In the present proceedings, the court confirmed that noyb had the Complaint effectively on behalf of the person concerned. The objection of the opposing party that this constituted an abuse of rights was expressly rejected. The BVwG thus strengthened the role of civil society organizations in the enforcement of data protection claims.
The ruling makes it clear that Affected parties are not solely dependent on their individual resources, but can use the support of specialized institutions. This should ensure that even complex or structural data protection violations can be effectively prosecuted.
Final clarification of "Pay or Okay" before the ECJ?
An appeal has been lodged against the judgment. Appeal to the Administrative Court (VwGH) possible In addition, a Submission to the ECJ cannot be ruled out. This means that the classification under EU law, in particular with regard to the requirements of voluntariness and granularity of purpose in the case of "pay or okay", remains potentially open to further clarification.
Significance for practice and companies
The ruling goes far beyond the individual case and has a signal effect for a large number of industries that rely on online advertising, Tracking and subscription models. It makes it clear that purely formal consent without genuine freedom of choice is no longer viable and that supervisory authorities and courts are intensively examining the quality of consent processes.
For Media company This means that they must not only review and redesign their cookie banners, but also all hybrid financing models. In future, PUR or "consent or pay" offers must be designed in such a way that they offer a fair, reasonable alternative to data processing without de facto coercion to consent.

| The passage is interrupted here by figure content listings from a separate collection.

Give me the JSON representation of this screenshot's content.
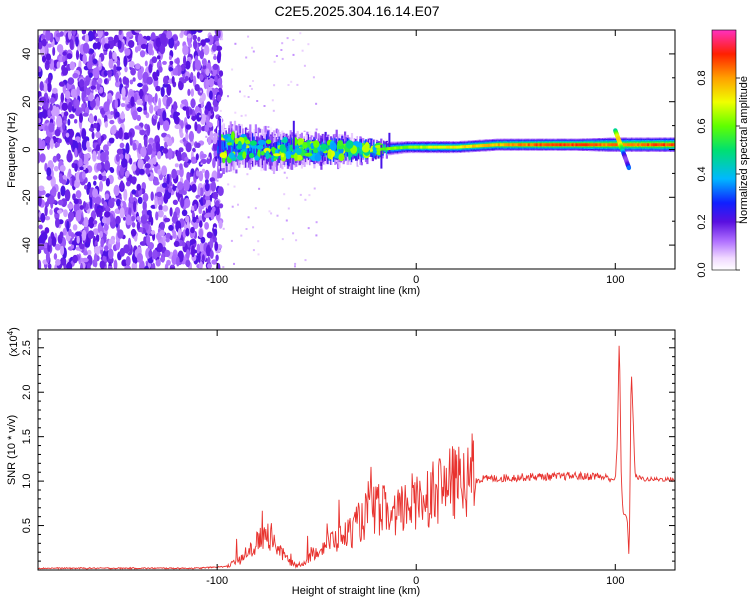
{
  "title": "C2E5.2025.304.16.14.E07",
  "colors": {
    "snr_line": "#e8322e",
    "frame": "#000000"
  },
  "chart_data": [
    {
      "type": "heatmap",
      "name": "spectrogram",
      "xlabel": "Height of straight line (km)",
      "ylabel": "Frequency (Hz)",
      "xlim": [
        -190,
        130
      ],
      "ylim": [
        -50,
        50
      ],
      "xticks": [
        -100,
        0,
        100
      ],
      "xtick_labels": [
        "-100",
        "0",
        "100"
      ],
      "yticks": [
        -40,
        -20,
        0,
        20,
        40
      ],
      "ytick_labels": [
        "-40",
        "-20",
        "0",
        "20",
        "40"
      ],
      "noise_region_end_km": -98,
      "colorbar": {
        "label": "Normalized spectral amplitude",
        "range": [
          0,
          1
        ],
        "ticks": [
          0.0,
          0.2,
          0.4,
          0.6,
          0.8
        ],
        "tick_labels": [
          "0.0",
          "0.2",
          "0.4",
          "0.6",
          "0.8"
        ]
      },
      "band_profile": [
        {
          "x": -100,
          "center": 1,
          "half_width": 10,
          "amp": 0.3
        },
        {
          "x": -90,
          "center": 1,
          "half_width": 8,
          "amp": 0.38
        },
        {
          "x": -70,
          "center": 0,
          "half_width": 7,
          "amp": 0.42
        },
        {
          "x": -50,
          "center": 0,
          "half_width": 6,
          "amp": 0.48
        },
        {
          "x": -30,
          "center": 0,
          "half_width": 5,
          "amp": 0.55
        },
        {
          "x": -20,
          "center": 0,
          "half_width": 3,
          "amp": 0.6
        },
        {
          "x": -5,
          "center": 1,
          "half_width": 2.5,
          "amp": 0.62
        },
        {
          "x": 0,
          "center": 1,
          "half_width": 2.5,
          "amp": 0.65
        },
        {
          "x": 20,
          "center": 1,
          "half_width": 2.5,
          "amp": 0.72
        },
        {
          "x": 40,
          "center": 2,
          "half_width": 2.5,
          "amp": 0.78
        },
        {
          "x": 60,
          "center": 2,
          "half_width": 2.5,
          "amp": 0.85
        },
        {
          "x": 80,
          "center": 2,
          "half_width": 2.5,
          "amp": 0.88
        },
        {
          "x": 100,
          "center": 2,
          "half_width": 3,
          "amp": 0.82
        },
        {
          "x": 130,
          "center": 2,
          "half_width": 3,
          "amp": 0.88
        }
      ]
    },
    {
      "type": "line",
      "name": "snr",
      "xlabel": "Height of straight line (km)",
      "ylabel": "SNR (10 * v/v)",
      "y_multiplier_label": "(x10",
      "y_multiplier_exponent": "4",
      "y_multiplier_close": ")",
      "xlim": [
        -190,
        130
      ],
      "ylim": [
        0,
        2.7
      ],
      "xticks": [
        -100,
        0,
        100
      ],
      "xtick_labels": [
        "-100",
        "0",
        "100"
      ],
      "yticks": [
        0.5,
        1.0,
        1.5,
        2.0,
        2.5
      ],
      "ytick_labels": [
        "0.5",
        "1.0",
        "1.5",
        "2.0",
        "2.5"
      ],
      "series": [
        {
          "name": "SNR",
          "x": [
            -190,
            -110,
            -95,
            -85,
            -80,
            -76,
            -72,
            -68,
            -64,
            -60,
            -55,
            -50,
            -45,
            -40,
            -35,
            -30,
            -25,
            -20,
            -15,
            -12,
            -10,
            -5,
            0,
            5,
            10,
            15,
            20,
            25,
            30,
            40,
            50,
            60,
            70,
            80,
            85,
            90,
            95,
            100,
            101,
            102,
            103,
            104,
            105,
            106,
            107,
            108,
            110,
            115,
            120,
            125,
            130
          ],
          "y": [
            0.02,
            0.02,
            0.04,
            0.15,
            0.3,
            0.45,
            0.35,
            0.2,
            0.1,
            0.05,
            0.1,
            0.22,
            0.3,
            0.35,
            0.4,
            0.5,
            0.62,
            0.7,
            0.65,
            0.55,
            0.62,
            0.72,
            0.8,
            0.85,
            0.9,
            0.95,
            0.98,
            1.0,
            1.02,
            1.03,
            1.04,
            1.05,
            1.05,
            1.06,
            1.05,
            1.06,
            1.04,
            1.02,
            1.4,
            2.65,
            1.0,
            0.65,
            0.6,
            0.6,
            0.1,
            2.3,
            1.05,
            1.02,
            1.02,
            1.02,
            1.02
          ]
        }
      ]
    }
  ]
}
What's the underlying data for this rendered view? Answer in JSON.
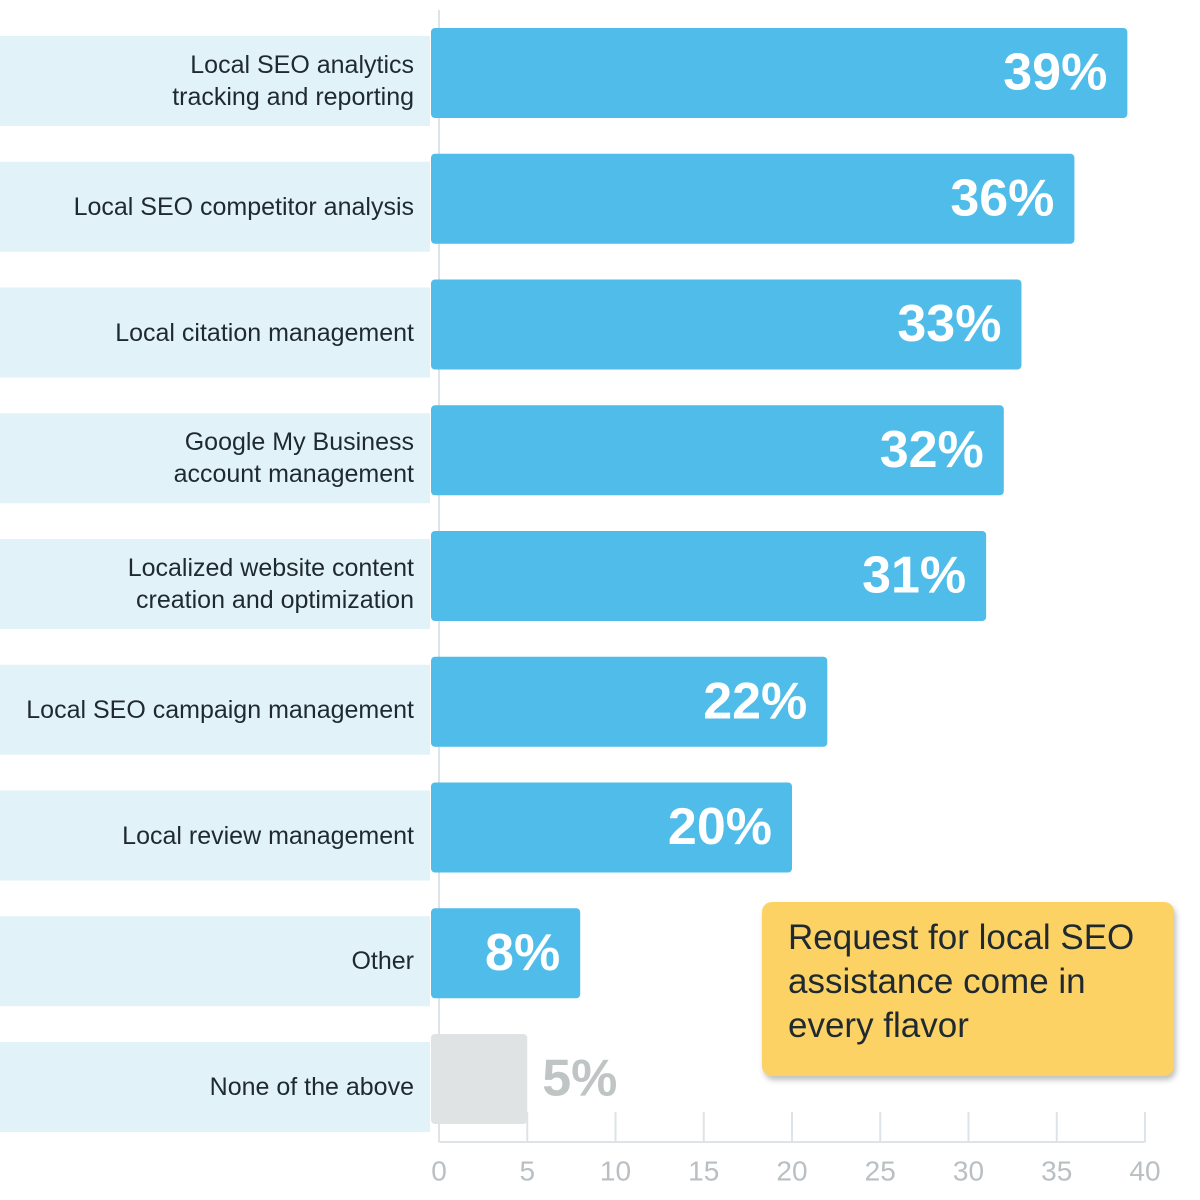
{
  "chart_data": {
    "type": "hbar",
    "categories": [
      "Local SEO analytics\ntracking and reporting",
      "Local SEO competitor analysis",
      "Local citation management",
      "Google My Business\naccount management",
      "Localized website content\ncreation and optimization",
      "Local SEO campaign management",
      "Local review management",
      "Other",
      "None of the above"
    ],
    "values": [
      39,
      36,
      33,
      32,
      31,
      22,
      20,
      8,
      5
    ],
    "value_labels": [
      "39%",
      "36%",
      "33%",
      "32%",
      "31%",
      "22%",
      "20%",
      "8%",
      "5%"
    ],
    "colors": [
      "#4fbce9",
      "#4fbce9",
      "#4fbce9",
      "#4fbce9",
      "#4fbce9",
      "#4fbce9",
      "#4fbce9",
      "#4fbce9",
      "#dfe3e3"
    ],
    "xlim": [
      0,
      40
    ],
    "xticks": [
      0,
      5,
      10,
      15,
      20,
      25,
      30,
      35,
      40
    ],
    "annotation": "Request for local SEO\nassistance come in\nevery flavor"
  }
}
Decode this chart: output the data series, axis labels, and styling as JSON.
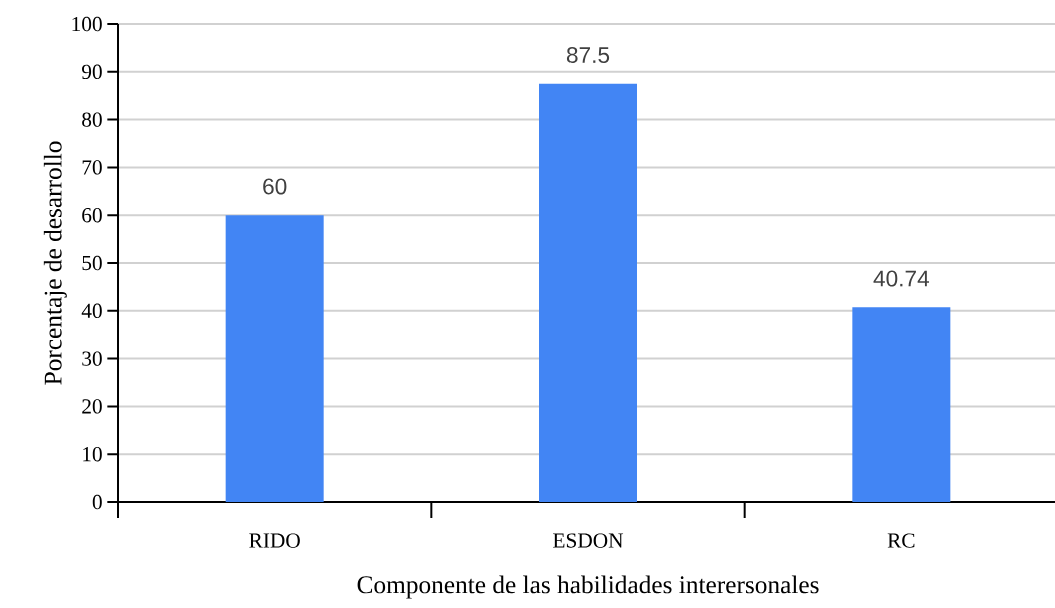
{
  "chart_data": {
    "type": "bar",
    "xlabel": "Componente de las habilidades interersonales",
    "ylabel": "Porcentaje de desarrollo",
    "categories": [
      "RIDO",
      "ESDON",
      "RC"
    ],
    "values": [
      60,
      87.5,
      40.74
    ],
    "color": "#4285f4",
    "ylim": [
      0,
      100
    ],
    "yticks": [
      0,
      10,
      20,
      30,
      40,
      50,
      60,
      70,
      80,
      90,
      100
    ],
    "grid": "y",
    "data_labels": true
  }
}
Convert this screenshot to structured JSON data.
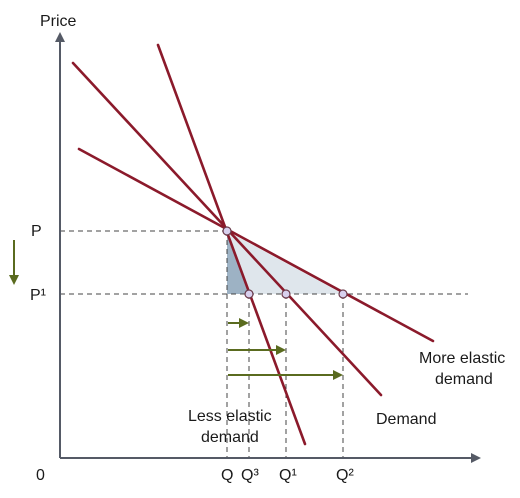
{
  "labels": {
    "price_axis": "Price",
    "origin": "0",
    "p": "P",
    "p1": "P¹",
    "q": "Q",
    "q3": "Q³",
    "q1": "Q¹",
    "q2": "Q²",
    "more_elastic_line1": "More elastic",
    "more_elastic_line2": "demand",
    "demand": "Demand",
    "less_elastic_line1": "Less elastic",
    "less_elastic_line2": "demand"
  },
  "colors": {
    "curve": "#8b1a2b",
    "axis": "#555a66",
    "arrow": "#5a6b1f",
    "point_fill": "#d8d0ee",
    "point_stroke": "#6a3a4a",
    "shade_dark": "#9db2c4",
    "shade_light": "#dfe6ec"
  }
}
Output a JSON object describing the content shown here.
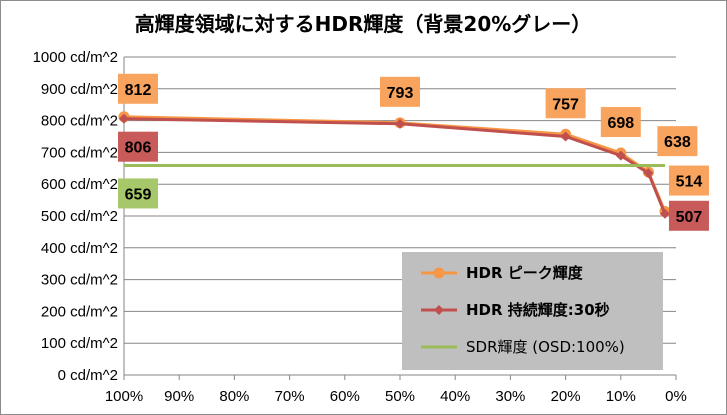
{
  "chart_data": {
    "type": "line",
    "title": "高輝度領域に対するHDR輝度（背景20%グレー）",
    "xlabel": "",
    "ylabel": "",
    "x": [
      "100%",
      "50%",
      "20%",
      "10%",
      "5%",
      "2%"
    ],
    "x_values": [
      100,
      50,
      20,
      10,
      5,
      2
    ],
    "xlim": [
      100,
      0
    ],
    "ylim": [
      0,
      1000
    ],
    "x_ticks": [
      "100%",
      "90%",
      "80%",
      "70%",
      "60%",
      "50%",
      "40%",
      "30%",
      "20%",
      "10%",
      "0%"
    ],
    "y_ticks": [
      "0 cd/m^2",
      "100 cd/m^2",
      "200 cd/m^2",
      "300 cd/m^2",
      "400 cd/m^2",
      "500 cd/m^2",
      "600 cd/m^2",
      "700 cd/m^2",
      "800 cd/m^2",
      "900 cd/m^2",
      "1000 cd/m^2"
    ],
    "grid": true,
    "legend_position": "bottom-right",
    "series": [
      {
        "name": "HDR ピーク輝度",
        "values": [
          812,
          793,
          757,
          698,
          638,
          514
        ],
        "color": "#f79646",
        "marker": "circle",
        "labels": [
          "812",
          "793",
          "757",
          "698",
          "638",
          "514"
        ]
      },
      {
        "name": "HDR 持続輝度:30秒",
        "values": [
          806,
          790,
          750,
          690,
          635,
          507
        ],
        "color": "#c0504d",
        "marker": "diamond",
        "labels": [
          "806",
          "",
          "",
          "",
          "",
          "507"
        ]
      },
      {
        "name": "SDR輝度 (OSD:100%)",
        "values": [
          659,
          659
        ],
        "x_values": [
          100,
          2
        ],
        "color": "#9bbb59",
        "marker": "none",
        "labels": [
          "659"
        ]
      }
    ]
  }
}
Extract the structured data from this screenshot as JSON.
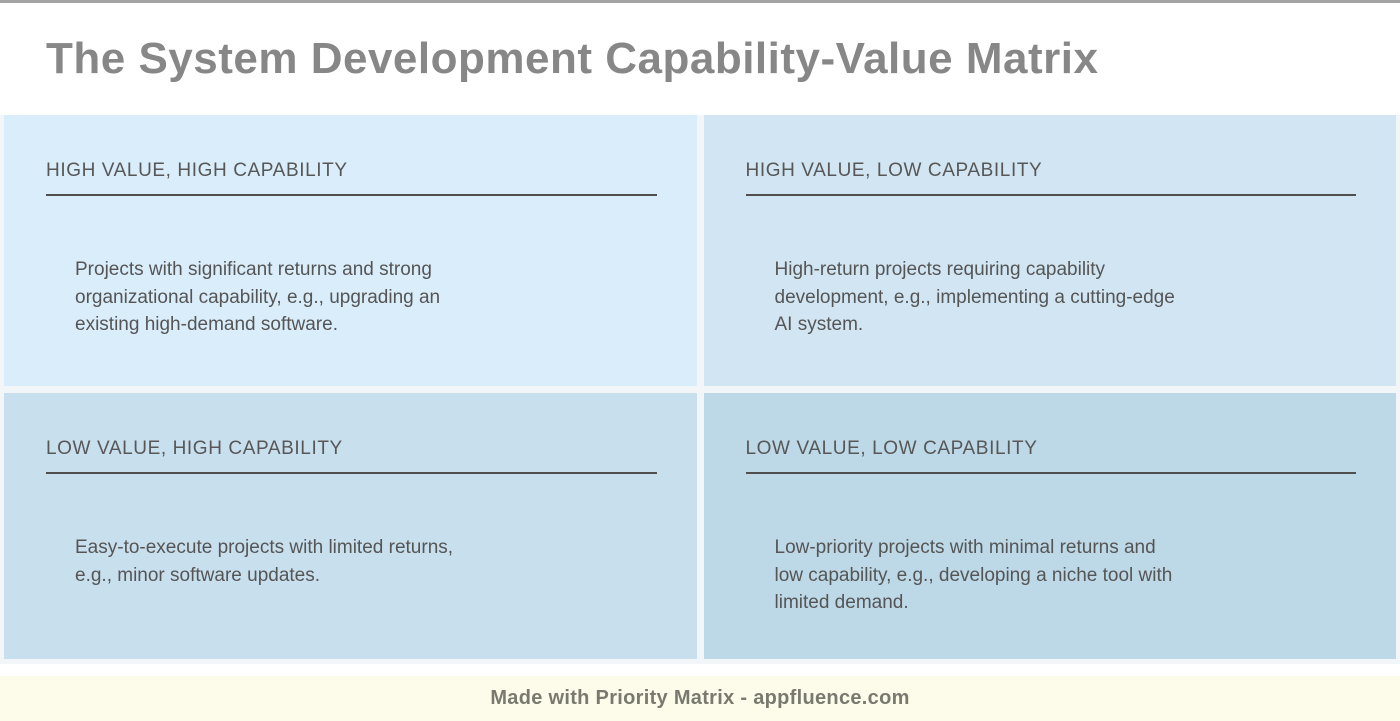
{
  "title": "The System Development Capability-Value Matrix",
  "quadrants": [
    {
      "header": "HIGH VALUE, HIGH CAPABILITY",
      "body": "Projects with significant returns and strong\norganizational capability, e.g., upgrading an\nexisting high-demand software.",
      "bg": "#daedfa"
    },
    {
      "header": "HIGH VALUE, LOW CAPABILITY",
      "body": "High-return projects requiring capability\ndevelopment, e.g., implementing a cutting-edge\nAI system.",
      "bg": "#d1e5f2"
    },
    {
      "header": "LOW VALUE, HIGH CAPABILITY",
      "body": "Easy-to-execute projects with limited returns,\ne.g., minor software updates.",
      "bg": "#c8dfee"
    },
    {
      "header": "LOW VALUE, LOW CAPABILITY",
      "body": "Low-priority projects with minimal returns and\nlow capability, e.g., developing a niche tool with\nlimited demand.",
      "bg": "#bdd8e6"
    }
  ],
  "footer": {
    "text": "Made with Priority Matrix - appfluence.com",
    "background": "#fdfceb"
  },
  "colors": {
    "title_text": "#878787",
    "header_text": "#575757",
    "body_text": "#555555",
    "rule": "#4f4f4f",
    "top_border": "#a3a3a3",
    "footer_text": "#79796f"
  }
}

Consent management platforms are faced with the task of providing differentiated, purpose-related opt-in options in a technical and user-friendly manner. They must develop interfaces that present refusal and consent equally and make the granularity of consent transparent.
Supervisory authorities This ruling provides a clear guideline: complaints must be comprehensively examined, applications for processing bans must be seriously assessed and the requirements of the ECJ must be consistently implemented in national proceedings.
Finally, the judgment also shows for the Compliance practice in companiesthat data protection-compliant business models will focus even more strongly on genuine freedom of choice in future, Transparency and verifiability. This not only affects media companies, but also e-commerce, platform operators and app developers who use comparable models.
We support the implementation of legally compliant consent strategies
Overall, the ruling puts a stop to legal gray areas and provides a clear direction for future business models in the digital space. Companies should take this trend seriously and invest in data protection-compliant solutions at an early stage.
Source: Judgment of the Austrian Federal Administrative Court of 13.08.2025 (W 291 2272970 1/30E)
If you need support in implementing legally compliant consent strategies and "pay or okay" models, please contact us. With Ailance® we offer the perfect solution that combines user-friendliness and legal security.
Aristotelis Zervos is Editorial Director at 2B Advice, a lawyer and journalist with profound expertise in data protection, GDPRIT compliance and AI governance. He regularly publishes in-depth articles on AI regulation, GDPR compliance and risk management. You can find out more about him on his Author profile page.